Federal agency says the drinks do not meet compositional requirements for meal replacement products
10/25/2017

soylent-product-shot

Soylent, the meal replacement drink that's been called both "the future of food" in breathless headlines and "the end of food" by the New Yorker, can no longer be sold in Canada due to a failure to meet federal food regulations.

The Canadian Food Inspection Agency said it advised Soylent earlier this month that the company's drinks do not meet the compositional requirements for meal replacement products, and that imports would have to be halted unless regulations were met.

But the agency is not recalling Soylent products as there's no health risk to consumers.

In a statement posted on Soylent's website, CEO Rob Rhinehart says the company intends to comply with CFIA regulations, even though the company "feel(s) strongly that these requirements do not reflect the current understanding of human nutritional needs."

He said he doesn't know how long it would take for Soylent to adapt to CFIA's requirements. The company did not provide a spokesperson to comment, but said in a statement that they are "working hard to resolve the categorization issue."

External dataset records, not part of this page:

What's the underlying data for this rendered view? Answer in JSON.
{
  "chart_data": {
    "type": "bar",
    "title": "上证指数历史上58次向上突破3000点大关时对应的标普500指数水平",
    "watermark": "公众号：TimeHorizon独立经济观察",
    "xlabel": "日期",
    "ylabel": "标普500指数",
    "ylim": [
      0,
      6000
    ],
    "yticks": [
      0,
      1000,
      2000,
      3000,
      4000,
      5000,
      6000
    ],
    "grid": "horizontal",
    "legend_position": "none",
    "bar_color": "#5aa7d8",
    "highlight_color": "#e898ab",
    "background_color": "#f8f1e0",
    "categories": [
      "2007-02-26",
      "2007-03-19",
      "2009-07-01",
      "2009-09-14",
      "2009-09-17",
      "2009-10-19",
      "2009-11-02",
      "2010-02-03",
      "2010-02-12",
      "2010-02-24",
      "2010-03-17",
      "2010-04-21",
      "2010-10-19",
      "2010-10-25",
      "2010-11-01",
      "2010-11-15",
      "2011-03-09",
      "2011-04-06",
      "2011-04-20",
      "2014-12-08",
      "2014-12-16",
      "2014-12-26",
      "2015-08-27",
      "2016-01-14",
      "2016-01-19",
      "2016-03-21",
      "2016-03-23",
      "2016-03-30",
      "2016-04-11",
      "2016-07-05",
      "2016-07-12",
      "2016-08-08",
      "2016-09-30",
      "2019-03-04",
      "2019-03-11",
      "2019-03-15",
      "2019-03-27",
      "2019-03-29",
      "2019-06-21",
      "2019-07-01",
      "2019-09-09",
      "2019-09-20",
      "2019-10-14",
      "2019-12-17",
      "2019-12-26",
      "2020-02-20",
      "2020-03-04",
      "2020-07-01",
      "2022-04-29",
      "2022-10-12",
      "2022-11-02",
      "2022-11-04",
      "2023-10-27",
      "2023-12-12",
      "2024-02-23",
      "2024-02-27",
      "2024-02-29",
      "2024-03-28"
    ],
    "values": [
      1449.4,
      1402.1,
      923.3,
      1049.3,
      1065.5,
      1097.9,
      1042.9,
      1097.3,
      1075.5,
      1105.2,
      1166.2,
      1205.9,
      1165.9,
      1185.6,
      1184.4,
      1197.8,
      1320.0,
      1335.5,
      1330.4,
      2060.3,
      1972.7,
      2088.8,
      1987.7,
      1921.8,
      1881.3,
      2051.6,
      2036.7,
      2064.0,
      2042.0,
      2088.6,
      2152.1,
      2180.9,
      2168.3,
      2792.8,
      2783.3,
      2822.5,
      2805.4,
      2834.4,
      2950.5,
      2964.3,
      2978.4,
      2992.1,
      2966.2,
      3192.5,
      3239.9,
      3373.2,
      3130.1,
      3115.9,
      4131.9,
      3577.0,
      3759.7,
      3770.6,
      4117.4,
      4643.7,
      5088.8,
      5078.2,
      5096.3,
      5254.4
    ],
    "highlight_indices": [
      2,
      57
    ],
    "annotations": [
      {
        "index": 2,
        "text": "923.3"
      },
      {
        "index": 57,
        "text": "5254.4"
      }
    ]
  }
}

Soylent, which offers meal replacement drinks both in bottles and in powder form, is built around the idea that home cooking is unnecessarily time-consuming for busy people in a work-obsessed culture, and is often more expensive and less healthy than it could be.

"It turns a full meal into a one-step process. It makes things a lot less complicated. And when you're busy, it takes eating off your plate," reads Soylent's website.

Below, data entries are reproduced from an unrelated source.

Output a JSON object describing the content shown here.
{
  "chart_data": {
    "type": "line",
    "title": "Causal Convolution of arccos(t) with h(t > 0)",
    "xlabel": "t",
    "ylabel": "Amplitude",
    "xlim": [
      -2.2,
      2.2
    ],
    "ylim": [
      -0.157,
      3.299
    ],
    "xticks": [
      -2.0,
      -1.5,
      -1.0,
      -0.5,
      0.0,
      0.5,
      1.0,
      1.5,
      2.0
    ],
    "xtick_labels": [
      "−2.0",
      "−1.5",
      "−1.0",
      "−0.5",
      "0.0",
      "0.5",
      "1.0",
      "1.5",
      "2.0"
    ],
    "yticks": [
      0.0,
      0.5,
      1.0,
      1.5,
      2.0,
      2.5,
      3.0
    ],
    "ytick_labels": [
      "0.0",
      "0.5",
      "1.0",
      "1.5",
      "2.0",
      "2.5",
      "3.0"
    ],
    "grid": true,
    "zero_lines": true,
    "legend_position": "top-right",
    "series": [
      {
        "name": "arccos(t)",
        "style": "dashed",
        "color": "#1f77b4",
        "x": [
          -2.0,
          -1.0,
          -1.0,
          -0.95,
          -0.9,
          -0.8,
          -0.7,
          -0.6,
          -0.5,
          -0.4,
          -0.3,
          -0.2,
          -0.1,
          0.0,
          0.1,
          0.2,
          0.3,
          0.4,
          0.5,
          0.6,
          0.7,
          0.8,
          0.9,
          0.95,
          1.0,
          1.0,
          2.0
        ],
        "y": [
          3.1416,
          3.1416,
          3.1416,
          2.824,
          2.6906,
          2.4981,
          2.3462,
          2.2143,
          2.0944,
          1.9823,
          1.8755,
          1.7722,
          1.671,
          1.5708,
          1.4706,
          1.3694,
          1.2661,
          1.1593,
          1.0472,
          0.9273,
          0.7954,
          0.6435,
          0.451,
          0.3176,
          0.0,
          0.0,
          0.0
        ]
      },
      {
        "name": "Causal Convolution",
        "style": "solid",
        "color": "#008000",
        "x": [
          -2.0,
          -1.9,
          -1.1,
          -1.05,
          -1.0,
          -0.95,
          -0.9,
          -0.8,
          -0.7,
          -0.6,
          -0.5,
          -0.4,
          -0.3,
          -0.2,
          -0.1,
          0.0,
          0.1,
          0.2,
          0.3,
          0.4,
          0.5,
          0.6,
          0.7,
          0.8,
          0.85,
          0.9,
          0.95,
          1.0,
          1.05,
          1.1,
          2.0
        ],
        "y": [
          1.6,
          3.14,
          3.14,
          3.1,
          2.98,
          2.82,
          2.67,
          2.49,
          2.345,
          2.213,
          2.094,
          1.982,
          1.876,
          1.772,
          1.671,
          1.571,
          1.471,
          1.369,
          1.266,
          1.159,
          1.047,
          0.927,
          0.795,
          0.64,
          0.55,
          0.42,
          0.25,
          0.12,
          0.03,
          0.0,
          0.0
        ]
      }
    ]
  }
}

The product -- which is meant to eliminate the need for other food altogether by delivering a healthy ratio of carbohydrates, fat and protein -- is sold less as a drink and more as a lifestyle.

The company's branding and packaging similarly embrace efficiency over esthetics with stark labelling.

Soylent offers users a subscription service and bottles purchased on its website aren't offered in units smaller than 12. Soylent is not available in Canadian stores.

The company launched with a successful crowdfunding campaign in 2013, raising over US$700,000, and the brand grew quickly. The company has been selling in Canada since 2015.

This isn't Soylent's first run-in with food inspection agencies. Last October, parent company Rosa Foods recalled Soylent's utilitarian-sounding "food bars" along with an earlier version of their food powder after customers complained about suffering gastrointestinal illness.

"Fitting with our desire to err on the side of caution, we are reformulating Bar and Powder 1.6 to remove the likely ingredients. Turnaround should be fairly quick," Soylent posted on its website at the time. The food bar has not yet returned to Soylent's roster of products.